With the enormous media coverage about Seventh-day Adventists occasioned by the public comments of Donald Trump and Ben Carson this week, Adventists in North America find themselves in a unique position. While delighted with positive news coverage about a handful of distinctive beliefs (read more here) and the benefits of a healthy Adventist lifestyle, many Adventists have realized that this movement needs to be known for more than these.
None of us can know for certain what God’s purposes are in allowing public attention on this movement at this moment, but we can be certain that He ultimately wants this faith community to be known and embraced for more than longevity and our impressive healthcare system.
This moment could be Adventism’s “breakthrough” moment—if we are prepared to seize the opportunity.
I’d like to propose that our unique understanding of the Great Controversy—specifically the story of the sacrifice of Christ at the heart of the “everlasting gospel”—is the reality for which we really should be known.
Seventh-day Adventists embrace a unique awareness of the risk that Jesus took to enact God’s plan for saving humanity. A century ago, Ellen White wrote, “The Saviour could not see through the portals of the tomb. Hope did not present to Him His coming forth from the grave a conqueror, or tell Him of the Father’s acceptance of the sacrifice. He feared that sin was so offensive to God that Their separation was to be eternal” [Desire of Ages, 753].
Philippians 2 makes it beautifully clear: Jesus “stripped” Himself of all divine prerogatives—risked them all—so that we might be reconciled to Him, and through Him, to the Father. He was willing to lay down His life–for all eternity, if necessary—to reconcile us to the Father.
This good news is offered to all who respond to His love today—Seventh-day Adventists and Presbyterians, Methodists and Roman Catholics, Buddhists and Hindus—well, you get the picture.

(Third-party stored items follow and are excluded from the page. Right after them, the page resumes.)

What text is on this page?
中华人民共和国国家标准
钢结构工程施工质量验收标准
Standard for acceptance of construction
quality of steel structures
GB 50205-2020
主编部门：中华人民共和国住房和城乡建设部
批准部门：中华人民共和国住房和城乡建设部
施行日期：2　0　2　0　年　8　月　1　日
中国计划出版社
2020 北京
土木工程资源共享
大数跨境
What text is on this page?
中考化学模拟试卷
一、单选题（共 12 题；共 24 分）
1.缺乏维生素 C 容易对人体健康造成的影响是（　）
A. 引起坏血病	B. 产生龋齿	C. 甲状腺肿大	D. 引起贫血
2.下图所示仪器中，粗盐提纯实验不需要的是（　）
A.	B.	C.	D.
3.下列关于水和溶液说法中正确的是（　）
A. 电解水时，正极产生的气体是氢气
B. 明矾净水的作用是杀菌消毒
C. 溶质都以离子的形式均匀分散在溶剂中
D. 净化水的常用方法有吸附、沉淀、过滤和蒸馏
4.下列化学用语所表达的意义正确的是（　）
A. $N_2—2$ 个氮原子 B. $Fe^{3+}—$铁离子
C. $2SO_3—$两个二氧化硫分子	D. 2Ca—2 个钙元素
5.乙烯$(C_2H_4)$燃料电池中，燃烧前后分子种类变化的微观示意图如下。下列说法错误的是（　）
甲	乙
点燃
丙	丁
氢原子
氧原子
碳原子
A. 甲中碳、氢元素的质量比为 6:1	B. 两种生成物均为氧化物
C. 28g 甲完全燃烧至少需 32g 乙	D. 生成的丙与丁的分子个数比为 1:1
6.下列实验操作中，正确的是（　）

At a moment when our culture is decidedly curious about Seventh-day Adventists, shouldn’t we be known for candidly describing the reality of the human condition—and the amazing reality of Christ’s reconciling love? Shouldn’t this be a “distinctive” for which we are also famous?
Our destiny, then, is not only to offer excellent healthcare, world-class education, and longevity, but to remind broken, sinful, stressed-out people of all faiths—and of no faith—that the love of Christ can reach anyone, anywhere, anytime. In His mercy, Jesus invites every human being to experience His healing in each dimension of life. He forgives our iniquities; He heals our diseases; He satisfies our mouth with good things; He restores our harried souls with Sabbath rest. Wholeness, reconciliation, healing—these are the signature realities that Adventist Christians can offer to the world in His name.
A generation of Christian and Adventist Millennials—my generation—has mostly never heard this message, and rarely discovers it in the forms of spirituality they have inherited. Some oftenresonate more with atheists than fellow believers. Like many others, I’ve sometimes felt disillusioned by the public imaging of Adventism as a success story on display in institutions, full stadiums, and rapid membership growth. Even as I found myself enjoying the favorable press this week, I was reminded that we must be known for something even more significant—“God was in Christ reconciling the world to Himself, not imputing their trespasses to them, and has committed to us the word of reconciliation” (2 Corinthians 5:19, NKJV).
I believe the dawn is breaking for this new reality. A new yet ancient message is coming to the forefront of our culture’s awareness. Adventism can be—should be—the movement known for communicating it in the fullest and most life-giving ways.
Wholeness, reconciliation, healing—these are gifts of grace that Adventists are privileged to share with the world. That news came home to my heart this week when my friend Shawn texted me this beautiful prayer:“Lord, take my heart; for I cannot give it. It is Thy property. Keep it pure, for I cannot keep it for Thee. Save me in spite of myself, my weak, unchristlike self. Mold me, fashion me, raise me into a pure and holy atmosphere, where the rich current of Thy love can flow through my soul” (Ellen White, Christ’s Object Lessons, 159).